When minors appear on club websites or social media with blood-smeared hands and dead animals in their arms, this is not merely a matter of taste. Children have a right to their own image and a right of personality that protects them from degrading depictions. They cannot appreciate what it means to be linked for life to such scenes on the internet because their parents or a club made that decision for them.
It is difficult to justify using children of this age as decoration in images of violence whose purpose is to celebrate hunting success and the power to kill.
Assessment from the perspective of IG Wild beim Wild
From the perspective of IG Wild beim Wild, trophy photos posted online are anything but harmless hunting folklore. Association websites and social media are used daily by children and young people, usually without age verification or warning notices.
Those who, in this environment, stage bloody images of killed animals as personal triumphs and actively solicit further submissions are, in the view of IG Wild beim Wild, systematically accepting the following risks:
- Desensitisation towards violence against animals
- Damage to children's capacity for empathy
- Normalisation of an approach to wildlife that degrades animals to objects of amusement, power and prestige
The legal framework concerning the dignity of animals, children's rights and the protection of minors makes clear: this is not merely a matter of taste, but of fundamental values and duties of protection.
What research shows about trophy photographs
Society's rejection of trophy photographs is not a gut-feeling assertion. A representative study published in 2024 on the perception of so-called trophy photographs in social media by the non-hunting Generation Z surveyed 1,050 adults online.
The findings:
- Between 96.1 and 98.5 percent of evaluations of the trophy photographs shown were negative; only 1.5 to 3.9 percent were positive.
- 69 percent of respondents stated that they fundamentally did not wish to see trophy photographs on social networks.
- 73.3 percent supported the labelling of such images with a warning notice.
- Spontaneous terms used by participants included “contempt”, “trophy-obsessed people”, “lacking empathy” and “violence”.
These results demonstrate that the public display of trophy photographs causes lasting damage to the image of hobby hunting. Those who believe that carcass photos strengthen public acceptance of hunting achieve, according to this data, precisely the opposite.
(Source: Christine Fischer, «Representative study: Trophy photographs on social media harm the reputation of hunting!», Blog HIRSCH&CO, 2 November 2024)
Time to change perspective
One need not pathologise every trophy photograph to recognise what it expresses. Such images reveal:
- a strong orientation towards dominance and control
- a willingness to blank out the suffering and fear of the animal
- a value system in which wildlife are primarily a resource and a status object
- a community that rewards precisely this kind of staging
Whether one finds this acceptable is ultimately a social decision. Those who criticize such images are not merely attacking individual hobby hunters, but an entire moral worldview.

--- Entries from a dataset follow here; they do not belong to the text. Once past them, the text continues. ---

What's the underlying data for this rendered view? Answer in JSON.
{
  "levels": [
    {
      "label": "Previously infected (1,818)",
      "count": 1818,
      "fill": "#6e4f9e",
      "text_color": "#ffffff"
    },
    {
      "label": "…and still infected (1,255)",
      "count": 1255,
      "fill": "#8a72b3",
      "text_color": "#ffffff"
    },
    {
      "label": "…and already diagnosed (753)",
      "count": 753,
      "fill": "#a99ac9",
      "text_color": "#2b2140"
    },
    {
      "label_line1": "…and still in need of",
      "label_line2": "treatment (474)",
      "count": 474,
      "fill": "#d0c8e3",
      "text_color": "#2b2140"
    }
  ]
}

Perhaps it is time to ask the simple question that children often pose with complete candor:
Why are you laughing when someone is dead?
This question exposes a great deal. It cuts through folklore, hunting romanticism, and technical jargon. It forces one to be honest: Is this really about conservation, population regulation, and responsibility, or is it ultimately about the thrill of killing and the satisfaction of standing before the camera as a victor?
A modern, empathetic society should not be content with the fact that the carcass in the image is “merely” a wild animal. Those who celebrate death always send a message about their own relationship to life and suffering.
The crucial question is: Do we want this very message to define our image of “tradition,” or is it time to bring this tradition to an end?